И завтрашний день наступил именно так, как он и знал. Ровно в полдень небо почернело от немецких «Юнкерсов». Грохот разрывов был в разы страшнее, чем в прошлый раз. Одна из бомб угодила точно в соседний дом, где многие искали укрытия, поверив на минуту его крикам. Оттуда уже никто не вышел.
Когда всё стихло, и люди, облепленные известковой пылью, стали выползать из убежищ, на Артёма не смотрели вовсе. Смотрели сквозь него. Но дядя Коля, выходя из щели, остановился рядом и тихо, так, чтобы не слышали другие, бросил в пространство:
–Ну что, пророк? Доволен? Молодец. Шестерых из нашего подвала там, в том доме, закопали. Твоих шестерых.
И он пошёл прочь, хромая. Артём остался стоять посреди двора, превращённого в груду битого кирпича и щебня. Он не чувствовал холода. Он не чувствовал голода. Он чувствовал лишь всесокрушающую тяжесть вины. Он пытался стать ангелом-хранителем, а стал ангелом смерти. Его первая попытка изменить историю обернулась шестью новыми могилами. И он понял главное правило этого нового мира: любое действие, любое слово здесь имело цену. И цена эта измерялась в человеческих жизнях.
Глава 3. Цена тепла
Холод пришёл в город не как сезонное явление, а как самостоятельная, беспощадная карающая сила. Он не просто наступил -он въелся в камни мостовых, в стены домов, в самые сердца людей, вымораживая из них последние остатки надежды и человеческого тепла. Мороз, свирепый и бездушный, сковал Неву, превратил каналы в стеклянные гробницы, и каждый выдох мгновенно застывал в воздухе колючей изморозью, оседая на ресницах и воротниках, превращая людей в седых, усталых стариков.
В подвале на Лиговке дышать стало можно лишь у самого жерла «буржуйки», но и там тепло было призрачным, обманчивым -жаркое, алчное пламя пожирало всё, что в него бросали, не успевая прогреть ледяной, насыщенный сыростью воздух. Оно лишь создавало иллюзию жизни, маленький огненный эпицентр бытия, вокруг которого метались исхудавшие тени.

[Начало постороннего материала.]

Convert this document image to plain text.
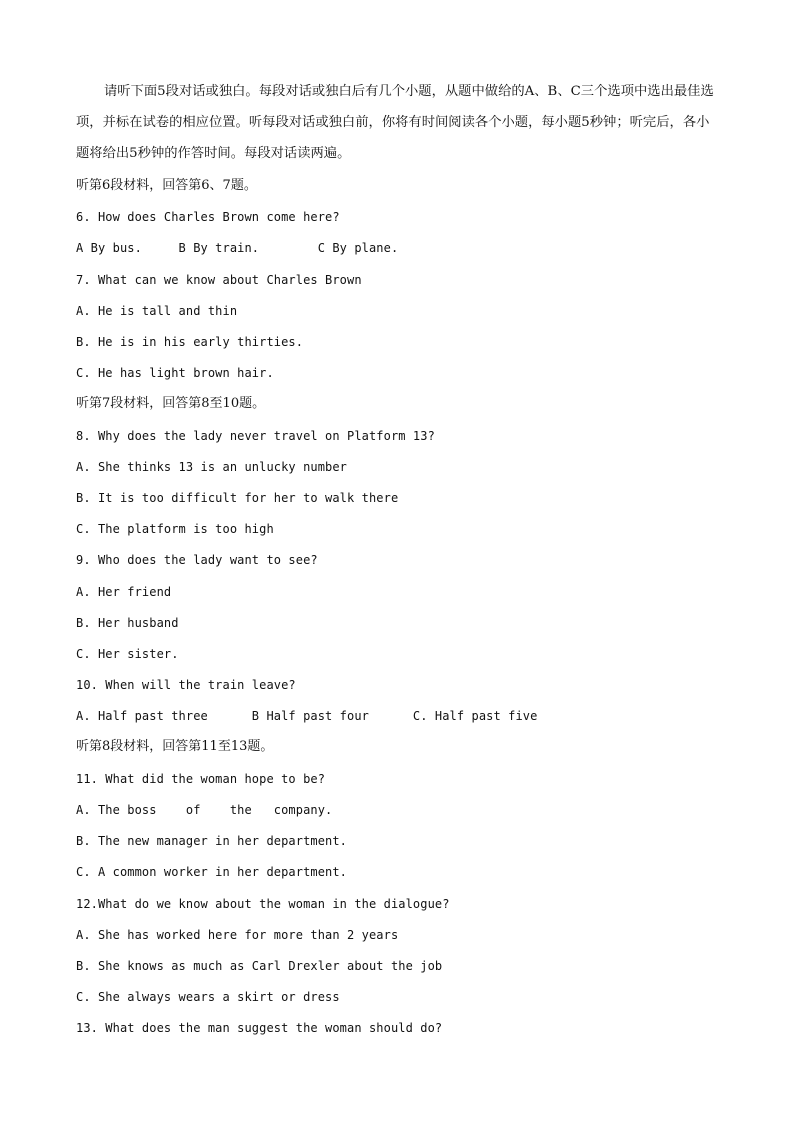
请听下面5段对话或独白。每段对话或独白后有几个小题，从题中做给的A、B、C三个选项中选出最佳选项，并标在试卷的相应位置。听每段对话或独白前，你将有时间阅读各个小题，每小题5秒钟；听完后，各小题将给出5秒钟的作答时间。每段对话读两遍。
听第6段材料，回答第6、7题。
6. How does Charles Brown come here?
A By bus.     B By train.        C By plane.
7. What can we know about Charles Brown
A. He is tall and thin
B. He is in his early thirties.
C. He has light brown hair.
听第7段材料，回答第8至10题。
8. Why does the lady never travel on Platform 13?
A. She thinks 13 is an unlucky number
B. It is too difficult for her to walk there
C. The platform is too high
9. Who does the lady want to see?
A. Her friend
B. Her husband
C. Her sister.
10. When will the train leave?
A. Half past three      B Half past four      C. Half past five
听第8段材料，回答第11至13题。
11. What did the woman hope to be?
A. The boss    of    the   company.
B. The new manager in her department.
C. A common worker in her department.
12.What do we know about the woman in the dialogue?
A. She has worked here for more than 2 years
B. She knows as much as Carl Drexler about the job
C. She always wears a skirt or dress
13. What does the man suggest the woman should do?
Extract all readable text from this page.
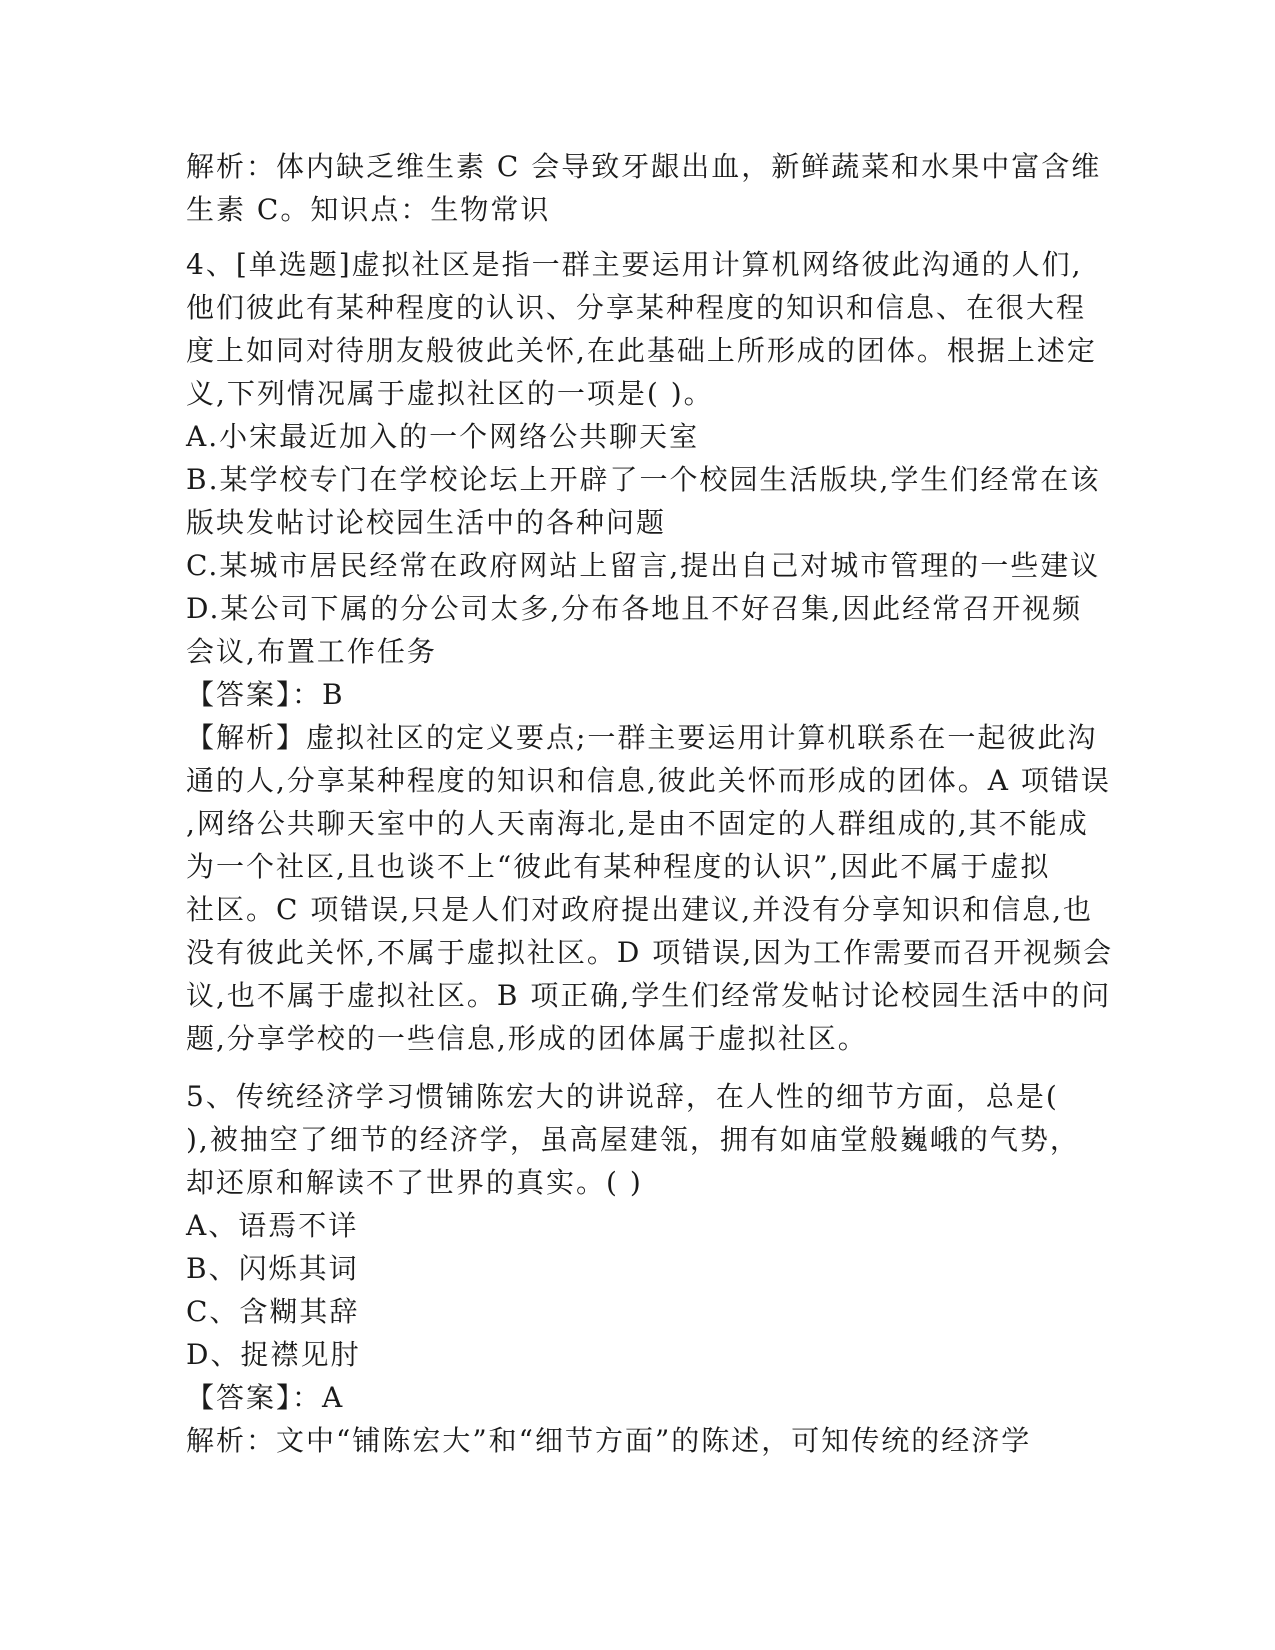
解析：体内缺乏维生素 C 会导致牙龈出血，新鲜蔬菜和水果中富含维
生素 C。知识点：生物常识
4、[单选题]虚拟社区是指一群主要运用计算机网络彼此沟通的人们,
他们彼此有某种程度的认识、分享某种程度的知识和信息、在很大程
度上如同对待朋友般彼此关怀,在此基础上所形成的团体。根据上述定
义,下列情况属于虚拟社区的一项是( )。
A.小宋最近加入的一个网络公共聊天室
B.某学校专门在学校论坛上开辟了一个校园生活版块,学生们经常在该
版块发帖讨论校园生活中的各种问题
C.某城市居民经常在政府网站上留言,提出自己对城市管理的一些建议
D.某公司下属的分公司太多,分布各地且不好召集,因此经常召开视频
会议,布置工作任务
【答案】：B
【解析】虚拟社区的定义要点;一群主要运用计算机联系在一起彼此沟
通的人,分享某种程度的知识和信息,彼此关怀而形成的团体。A 项错误
,网络公共聊天室中的人天南海北,是由不固定的人群组成的,其不能成
为一个社区,且也谈不上“彼此有某种程度的认识”,因此不属于虚拟
社区。C 项错误,只是人们对政府提出建议,并没有分享知识和信息,也
没有彼此关怀,不属于虚拟社区。D 项错误,因为工作需要而召开视频会
议,也不属于虚拟社区。B 项正确,学生们经常发帖讨论校园生活中的问
题,分享学校的一些信息,形成的团体属于虚拟社区。
5、传统经济学习惯铺陈宏大的讲说辞，在人性的细节方面，总是(
),被抽空了细节的经济学，虽高屋建瓴，拥有如庙堂般巍峨的气势，
却还原和解读不了世界的真实。( )
A、语焉不详
B、闪烁其词
C、含糊其辞
D、捉襟见肘
【答案】：A
解析：文中“铺陈宏大”和“细节方面”的陈述，可知传统的经济学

Артём уже почти слился с ними. Его тело, изнеженное центральным отоплением и синтетическими тканями, сдавалось с поразительной скоростью. Холод точил его изнутри, проникая в кости, в мышцы, превращая каждое движение в медленное, мучительное преодоление. Голод из острого, сосущего ощущения в желудке перешёл в постоянную, фоновую тошноту и странную, звенящую пустоту в голове. Мысли текли вязко, как густой сироп, цепляясь за обрывки воспоминаний о тёплой квартире, о чашке кофе, о горячем душе -о вещах, которые казались теперь фантастическими, почти бредовыми.
Он сидел, прижавшись спиной к тёплой трубе «буржуйки», и наблюдал за Анной Петровной. Она, как всегда, двигалась с какой-то неестественной, механической целесообразностью, экономя каждое движение, каждую калорию. Её руки, те самые длинные пальцы пианистки, теперь были красными и огрубевшими, но в них по-прежнему была та самая, неистребимая аккуратность. Она разбирала скудные пожитки, решая, что сегодня отправится в ненасытную утробу печки.
И тогда его взгляд упал на неё. На Катю. Она сидела в углу, скрючившись, и что-то быстро-быстро писала на пожелтевших, вырванных из какой-то тетради листках. Писала, закусив губу, её лицо было сосредоточено и одухотворено, и в эти редкие мгновения оно теряло голодную маску, становясь почти красивым. Это был её дневник. Тот самый дневник, который Артём когда-то листал на экране своего компьютера, поражённый детской, искренней интонацией и недетской силой духа. «Сегодня мама отдала мне свою пайку. Говорит, что уже поела. Но я знаю, что она врёт…» Эти строки стояли у него в памяти, выжженные, как клеймо.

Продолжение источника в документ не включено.